I just happened to "bump" the garbage can today when I got home . No scratches thankfully (I was going slow), but this RCAD would have come in handy!
So, with all the mods you've done to your HCHII, plus having the stickers, you should not have to worry about losing resale value at all. You're definetely braver than me tearing the car apart, but once I see someone do something to enhance the car, I'm all over it! Are there any HCH groups in the Bay Area? I'd drive down from Sac to talk Hybrid and mods with the group.
Anyway, again... great job on the install and documentation.
Hybrids: 2007 White Honda Civic Hybrid, 2013 Fit EV
Re: My latest HCHII Mod - RCAD
Great job OE!! I'm always excited to see your mods... Now I'm late gotta go!
To add on to what I was saying earlier, you never cease to impress me with your cool mods and detailed DIYs. It's nice that you take the time to document what you do and share it with others. It really helps.
I have one question for you though: How exactly do you tap into the fuse line? I have been thinking of several ways to do this, but I am not sure which is the correct way.
Last edited by giantquesadilla; 11-13-2007 at 01:34 PM.
This is indeed a worthwhile mod and despite the understandable frustrations with the bumper, it is a good looking job you did there.

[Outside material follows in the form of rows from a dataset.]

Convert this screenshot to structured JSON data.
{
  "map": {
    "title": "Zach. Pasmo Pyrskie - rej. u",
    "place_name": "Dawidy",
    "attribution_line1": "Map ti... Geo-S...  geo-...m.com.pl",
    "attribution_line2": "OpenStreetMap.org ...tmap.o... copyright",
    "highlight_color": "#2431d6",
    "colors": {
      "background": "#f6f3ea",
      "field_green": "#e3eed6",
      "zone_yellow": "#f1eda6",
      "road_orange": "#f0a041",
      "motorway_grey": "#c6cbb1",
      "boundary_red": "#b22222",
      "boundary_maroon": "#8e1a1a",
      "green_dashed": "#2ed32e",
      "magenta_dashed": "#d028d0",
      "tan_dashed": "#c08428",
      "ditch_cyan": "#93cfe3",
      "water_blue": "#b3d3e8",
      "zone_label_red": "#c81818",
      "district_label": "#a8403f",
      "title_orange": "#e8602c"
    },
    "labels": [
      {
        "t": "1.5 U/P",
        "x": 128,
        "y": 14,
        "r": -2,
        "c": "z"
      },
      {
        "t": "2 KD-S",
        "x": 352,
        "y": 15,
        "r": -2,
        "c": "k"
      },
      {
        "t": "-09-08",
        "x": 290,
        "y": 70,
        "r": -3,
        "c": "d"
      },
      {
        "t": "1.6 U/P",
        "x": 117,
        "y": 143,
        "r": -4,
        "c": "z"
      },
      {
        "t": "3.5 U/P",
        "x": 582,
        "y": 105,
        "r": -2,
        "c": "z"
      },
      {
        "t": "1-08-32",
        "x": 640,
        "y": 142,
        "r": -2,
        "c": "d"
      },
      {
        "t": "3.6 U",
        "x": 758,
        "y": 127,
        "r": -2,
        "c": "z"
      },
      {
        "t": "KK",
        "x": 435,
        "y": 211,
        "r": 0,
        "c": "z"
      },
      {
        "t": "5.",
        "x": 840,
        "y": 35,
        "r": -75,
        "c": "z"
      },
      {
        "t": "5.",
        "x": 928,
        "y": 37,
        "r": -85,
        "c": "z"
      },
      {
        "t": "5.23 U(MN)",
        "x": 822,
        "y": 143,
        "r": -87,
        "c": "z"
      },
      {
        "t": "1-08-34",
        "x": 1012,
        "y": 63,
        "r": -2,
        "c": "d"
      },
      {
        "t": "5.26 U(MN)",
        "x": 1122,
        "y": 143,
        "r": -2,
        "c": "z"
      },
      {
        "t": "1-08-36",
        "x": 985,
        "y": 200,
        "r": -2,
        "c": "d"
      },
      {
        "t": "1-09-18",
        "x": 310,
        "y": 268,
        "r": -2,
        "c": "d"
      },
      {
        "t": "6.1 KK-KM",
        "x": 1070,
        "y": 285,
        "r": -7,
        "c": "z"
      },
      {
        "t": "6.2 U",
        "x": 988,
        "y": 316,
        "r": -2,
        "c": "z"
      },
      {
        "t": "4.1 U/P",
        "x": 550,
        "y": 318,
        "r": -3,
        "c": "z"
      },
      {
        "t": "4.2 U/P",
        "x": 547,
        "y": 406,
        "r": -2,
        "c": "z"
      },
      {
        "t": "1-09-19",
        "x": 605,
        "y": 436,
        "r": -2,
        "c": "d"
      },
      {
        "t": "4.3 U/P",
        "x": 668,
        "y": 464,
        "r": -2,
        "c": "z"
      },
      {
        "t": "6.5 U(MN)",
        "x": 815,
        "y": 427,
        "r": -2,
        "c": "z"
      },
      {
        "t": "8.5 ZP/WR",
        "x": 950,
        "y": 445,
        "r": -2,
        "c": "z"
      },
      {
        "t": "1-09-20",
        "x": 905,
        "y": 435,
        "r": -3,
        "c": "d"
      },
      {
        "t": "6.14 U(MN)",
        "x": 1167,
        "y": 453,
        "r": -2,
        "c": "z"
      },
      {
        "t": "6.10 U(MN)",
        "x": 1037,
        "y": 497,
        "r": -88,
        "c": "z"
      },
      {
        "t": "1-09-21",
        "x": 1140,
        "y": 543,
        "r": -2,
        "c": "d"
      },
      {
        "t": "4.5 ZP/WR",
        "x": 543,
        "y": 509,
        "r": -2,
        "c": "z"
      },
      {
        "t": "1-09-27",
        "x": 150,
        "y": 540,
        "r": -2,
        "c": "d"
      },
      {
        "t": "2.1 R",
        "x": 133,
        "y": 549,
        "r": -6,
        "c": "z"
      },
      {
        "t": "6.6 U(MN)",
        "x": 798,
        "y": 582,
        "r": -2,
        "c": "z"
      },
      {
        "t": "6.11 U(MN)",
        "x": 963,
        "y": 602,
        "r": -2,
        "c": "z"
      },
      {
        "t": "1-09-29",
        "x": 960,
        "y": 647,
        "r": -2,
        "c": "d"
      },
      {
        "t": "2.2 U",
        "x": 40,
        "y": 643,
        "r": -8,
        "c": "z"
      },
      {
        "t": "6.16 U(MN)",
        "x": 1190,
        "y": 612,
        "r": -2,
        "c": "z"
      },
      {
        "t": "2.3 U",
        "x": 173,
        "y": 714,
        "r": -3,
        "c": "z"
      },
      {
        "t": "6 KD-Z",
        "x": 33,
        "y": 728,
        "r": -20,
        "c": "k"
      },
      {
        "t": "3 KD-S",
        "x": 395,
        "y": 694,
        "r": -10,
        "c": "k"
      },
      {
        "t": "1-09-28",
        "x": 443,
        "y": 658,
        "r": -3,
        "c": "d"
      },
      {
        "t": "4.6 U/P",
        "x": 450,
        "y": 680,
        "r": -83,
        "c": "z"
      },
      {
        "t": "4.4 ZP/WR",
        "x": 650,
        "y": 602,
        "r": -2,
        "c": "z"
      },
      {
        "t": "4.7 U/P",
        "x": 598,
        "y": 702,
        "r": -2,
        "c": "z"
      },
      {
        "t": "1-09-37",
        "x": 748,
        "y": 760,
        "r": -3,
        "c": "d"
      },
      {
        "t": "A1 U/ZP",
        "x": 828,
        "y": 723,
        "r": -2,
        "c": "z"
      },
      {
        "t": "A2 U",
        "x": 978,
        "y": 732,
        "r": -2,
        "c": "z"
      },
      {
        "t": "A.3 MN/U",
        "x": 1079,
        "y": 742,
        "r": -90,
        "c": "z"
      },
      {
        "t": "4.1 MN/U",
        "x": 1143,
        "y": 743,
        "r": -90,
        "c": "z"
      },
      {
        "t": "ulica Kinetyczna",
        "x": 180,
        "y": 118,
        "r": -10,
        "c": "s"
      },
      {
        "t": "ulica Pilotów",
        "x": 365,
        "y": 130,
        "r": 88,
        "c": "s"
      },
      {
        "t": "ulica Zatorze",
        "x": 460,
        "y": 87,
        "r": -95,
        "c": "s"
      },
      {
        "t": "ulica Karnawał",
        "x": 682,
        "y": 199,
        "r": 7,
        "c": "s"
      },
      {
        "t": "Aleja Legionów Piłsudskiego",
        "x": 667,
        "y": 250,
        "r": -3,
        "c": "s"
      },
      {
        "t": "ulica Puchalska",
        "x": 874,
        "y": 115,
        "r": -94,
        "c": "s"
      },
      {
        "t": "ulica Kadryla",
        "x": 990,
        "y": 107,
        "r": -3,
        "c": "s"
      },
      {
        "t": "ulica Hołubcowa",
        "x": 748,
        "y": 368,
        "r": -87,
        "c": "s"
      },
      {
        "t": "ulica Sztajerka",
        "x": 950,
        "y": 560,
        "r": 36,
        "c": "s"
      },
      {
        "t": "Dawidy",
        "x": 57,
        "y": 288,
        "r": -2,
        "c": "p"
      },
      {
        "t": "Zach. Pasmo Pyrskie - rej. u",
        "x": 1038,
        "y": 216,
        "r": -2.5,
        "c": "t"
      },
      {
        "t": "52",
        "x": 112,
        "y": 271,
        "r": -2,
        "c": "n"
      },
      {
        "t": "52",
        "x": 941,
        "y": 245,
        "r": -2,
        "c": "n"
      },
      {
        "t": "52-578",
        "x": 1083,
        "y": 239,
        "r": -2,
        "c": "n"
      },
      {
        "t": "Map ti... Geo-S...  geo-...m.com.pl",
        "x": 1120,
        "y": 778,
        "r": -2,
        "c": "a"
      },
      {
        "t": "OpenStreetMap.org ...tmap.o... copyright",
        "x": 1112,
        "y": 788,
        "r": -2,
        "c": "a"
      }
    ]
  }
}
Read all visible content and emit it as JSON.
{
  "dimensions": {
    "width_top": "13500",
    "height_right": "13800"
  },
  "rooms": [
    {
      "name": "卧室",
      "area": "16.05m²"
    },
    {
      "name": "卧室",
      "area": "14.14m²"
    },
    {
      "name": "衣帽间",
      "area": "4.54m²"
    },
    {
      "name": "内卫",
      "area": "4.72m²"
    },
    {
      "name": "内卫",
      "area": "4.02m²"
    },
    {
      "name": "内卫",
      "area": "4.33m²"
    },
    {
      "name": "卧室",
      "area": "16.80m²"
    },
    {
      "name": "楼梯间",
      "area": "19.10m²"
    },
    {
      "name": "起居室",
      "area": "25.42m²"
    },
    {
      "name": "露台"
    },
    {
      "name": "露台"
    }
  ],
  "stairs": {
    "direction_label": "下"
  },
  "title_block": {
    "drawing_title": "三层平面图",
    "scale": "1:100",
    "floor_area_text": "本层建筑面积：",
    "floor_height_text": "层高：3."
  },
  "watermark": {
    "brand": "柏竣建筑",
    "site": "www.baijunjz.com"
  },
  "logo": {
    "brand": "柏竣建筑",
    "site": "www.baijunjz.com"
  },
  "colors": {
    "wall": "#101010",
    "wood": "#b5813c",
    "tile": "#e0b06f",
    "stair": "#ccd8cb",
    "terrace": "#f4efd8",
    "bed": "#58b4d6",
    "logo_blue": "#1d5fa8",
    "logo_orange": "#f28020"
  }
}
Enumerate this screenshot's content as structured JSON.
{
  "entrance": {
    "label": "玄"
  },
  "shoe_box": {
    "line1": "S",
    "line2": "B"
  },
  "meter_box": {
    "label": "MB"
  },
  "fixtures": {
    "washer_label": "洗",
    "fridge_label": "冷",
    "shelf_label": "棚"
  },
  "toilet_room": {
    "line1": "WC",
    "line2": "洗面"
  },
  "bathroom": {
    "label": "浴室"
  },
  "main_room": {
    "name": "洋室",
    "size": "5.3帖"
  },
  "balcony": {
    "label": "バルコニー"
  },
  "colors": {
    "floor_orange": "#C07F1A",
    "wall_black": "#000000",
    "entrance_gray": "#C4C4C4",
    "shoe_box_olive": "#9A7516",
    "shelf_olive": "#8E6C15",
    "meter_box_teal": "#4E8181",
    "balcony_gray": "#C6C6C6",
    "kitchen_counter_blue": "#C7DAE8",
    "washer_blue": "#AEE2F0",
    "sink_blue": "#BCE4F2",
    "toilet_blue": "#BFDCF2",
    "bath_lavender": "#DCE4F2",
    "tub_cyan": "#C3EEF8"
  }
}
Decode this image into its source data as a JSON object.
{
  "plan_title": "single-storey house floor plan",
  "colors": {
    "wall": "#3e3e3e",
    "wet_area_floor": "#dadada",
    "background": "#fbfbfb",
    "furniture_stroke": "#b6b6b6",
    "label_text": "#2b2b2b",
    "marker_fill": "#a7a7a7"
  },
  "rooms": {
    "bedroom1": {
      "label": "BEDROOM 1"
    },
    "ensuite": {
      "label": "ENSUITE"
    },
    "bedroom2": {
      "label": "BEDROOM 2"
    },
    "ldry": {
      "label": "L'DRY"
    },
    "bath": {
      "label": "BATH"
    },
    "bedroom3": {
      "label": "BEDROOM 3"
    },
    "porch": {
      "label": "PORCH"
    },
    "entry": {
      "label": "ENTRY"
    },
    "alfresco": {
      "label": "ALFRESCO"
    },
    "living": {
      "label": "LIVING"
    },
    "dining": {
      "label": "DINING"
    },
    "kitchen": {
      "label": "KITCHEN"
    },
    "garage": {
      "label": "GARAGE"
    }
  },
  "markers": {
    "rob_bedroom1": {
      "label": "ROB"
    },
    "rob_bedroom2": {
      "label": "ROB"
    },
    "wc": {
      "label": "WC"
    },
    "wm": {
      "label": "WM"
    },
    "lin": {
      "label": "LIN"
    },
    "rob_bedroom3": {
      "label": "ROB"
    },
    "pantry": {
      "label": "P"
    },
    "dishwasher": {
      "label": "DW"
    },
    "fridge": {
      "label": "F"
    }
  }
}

I must admit that I have been tempted to do a similar thing for most of the last year, but my main concern has never been the rear of the vehicle. Instead, my concern is the front bumper and where it actually begins. Ultrasonic sensors mounted on the from bumper would not work well for folks in my climate.
In European and on many high-end Japanese cars there are distance sensors on the front of the car that are active all of the time. I wonder how those systems compensate for ice and snow buildup on the front bumper.
I almost got a kit with 2 front and 4 rear sensors.
I guess a microwave solution would be typical for distance measurement but they are as expensive as they are hard to source. For now, they remain as probable options for higher end lux models and hardly the realm of the DIY market.